⊱ Rozdział 17 ⊰

259 56 26
                                    


#nicilosuwatt

˚**✿❀༓❀✿**˚

Siedmioro dziewcząt siedziało na bambusowej macie, rozłożonej przed niewysokim, białym budynkiem o spadzistym dachu. Podniosły głowy z zainteresowaniem, gdy tylko zza bramy wyłonił się Wan Ma w towarzystwie Doli.

Pilnujący ich mężczyzna w ciemnozielonej tunice wstał z krzesła, po czym skrzyżował ramiona, czekając, aż się do niego zbliżą.

– Panie Hao. – Demon pozdrowił jegomościa z szerokim uśmiechem. – Przyprowadziłem naszą weleską duszyczkę. Czyż nie jest cudna? – Chwycił Dolę za policzki i ścisnął, jakby jej twarz była dojrzałym, słodkim owocem.

Natychmiast strząsnęła jego rękę, on zaś zachichotał jak dziecko.

– Jest trochę zadziorna. Proszę na nią uważać. – Ostrzegł Pana Hao.

– Będziesz sprawiać kłopoty? – Mężczyzna zmierzył rodzanicę pełnym wątpliwości spojrzeniem.

– Nie, proszę pana. Co ja tu właściwie robię? – Zerknęła na pracujące dziewczęta, a potem rozejrzała się, kierując uwagę ku skarłowaciałym drzewom, uginających się pod ciężarem osobliwych owoców w kształcie łez.

Nigdy takich nie widziała.

Pod ścianą pawilonu ustawiono bambusowe kosze, w których je gromadzono, ale niektóre spadły na ziemię, pękając i uwalniając fioletowy miąższ z drobnymi, oślizgłymi pestkami.

Dola pomyślała, że nigdy nie wzięłaby czegoś takiego do ust. Ohyda.

– Pomożesz dziewczętom w sporządzaniu Eliksiru Życiodajnego Oddechu – powiedział Wan Ma, sięgając po jeden z owoców z kosza. Podrzucił go wesoło w ręce i podał Doli. – Nazywamy je „Perłami Nocy" – oznajmił z dumą.

Rodzanica sięgnęła po owoc z taką niechęcią, jakby był bzyczącą osą, gotową ją użądlić. Przejrzała mu się mimo to wnikliwie, nie odnajdując sensu w nadanej mu nazwie.

Owoc nie przypominał pereł. Miał wielkość pięści i posiadał mechatą skórkę, która brzydko pachniała.

– Po co to wszystko? – Zmarszczyła nos, podrażniony nieprzyjemną wonią.

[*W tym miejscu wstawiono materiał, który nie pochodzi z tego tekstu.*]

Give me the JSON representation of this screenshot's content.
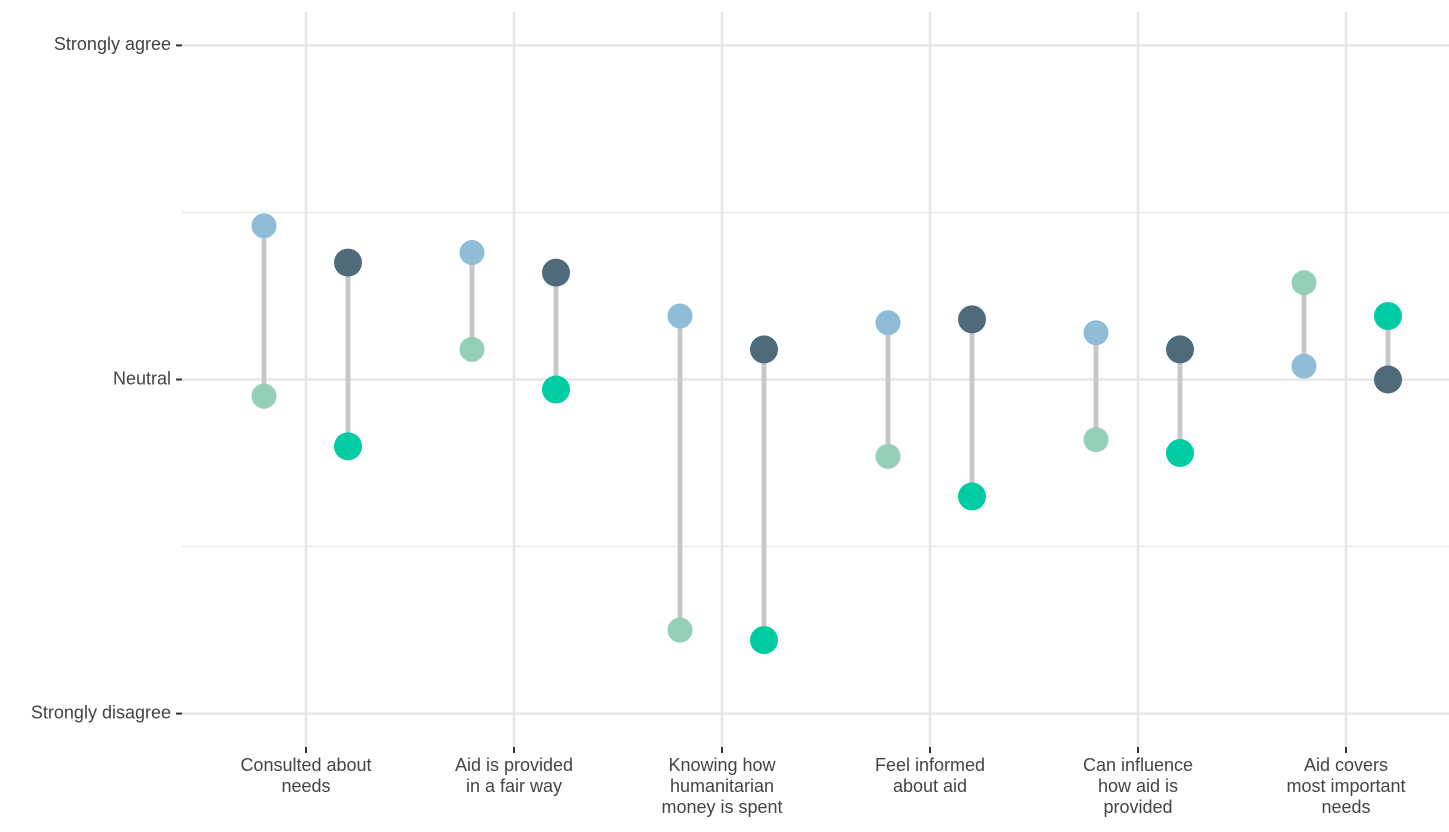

Pan Hao prychnął z irytacją nad głupotą dziewczyny, ale demon odpowiedział cierpliwie:

– Eliksir pomaga ciężarnym śmiertelniczkom. Błogosławimy nim te, które złożyły na ołtarzach szczery dar serca w intencji swojego nienarodzonego potomstwa.

Dola zerknęła raz jeszcze na dziewczęta, które rozgniatały owoce i wrzucały je do glinianych mis, stojących obok. Ich ręce były poczerniałe od soku, a twarze poszarzałe ze zmęczenia. Wyglądało to odstręczająco.

– To ważna sprawa. Niech ci się nie wydaje, że możesz podejść do zadania lekceważąco – pouczył ją surowo Pan Hao, gdy w oczach Doli uwidoczniła się niechęć. – Książę zawsze dogląda naszej pracy. – Z dumą się wyprostował.

Najwyraźniej poczytywał sobie pieczę nad eliksirem za wielki zaszczyt.

– Czarnego Księcia obchodzą śmiertelne kobiety? – Dola nie ukrywała, że brzmi to dla niej conajmniej abstrakcyjnie. Jakby ktoś próbował jej wmówić, że chodząca śmierć ratuje życia, a zwłaszcza te jeszcze nienarodzone.

– Podważasz szczerość naszego pana? – Mężczyzna drgnął z zamiarem uderzenia jej w twarz, ale Wan Ma w porę go powstrzymał.

– Niech pan się nie da wyprowadzić z równowagi – poprosił uprzejmie. – Dziewczyna bywa bezmyślna, ale jest nieszkodliwa. Proszę mi wierzyć. To ta weleska krew.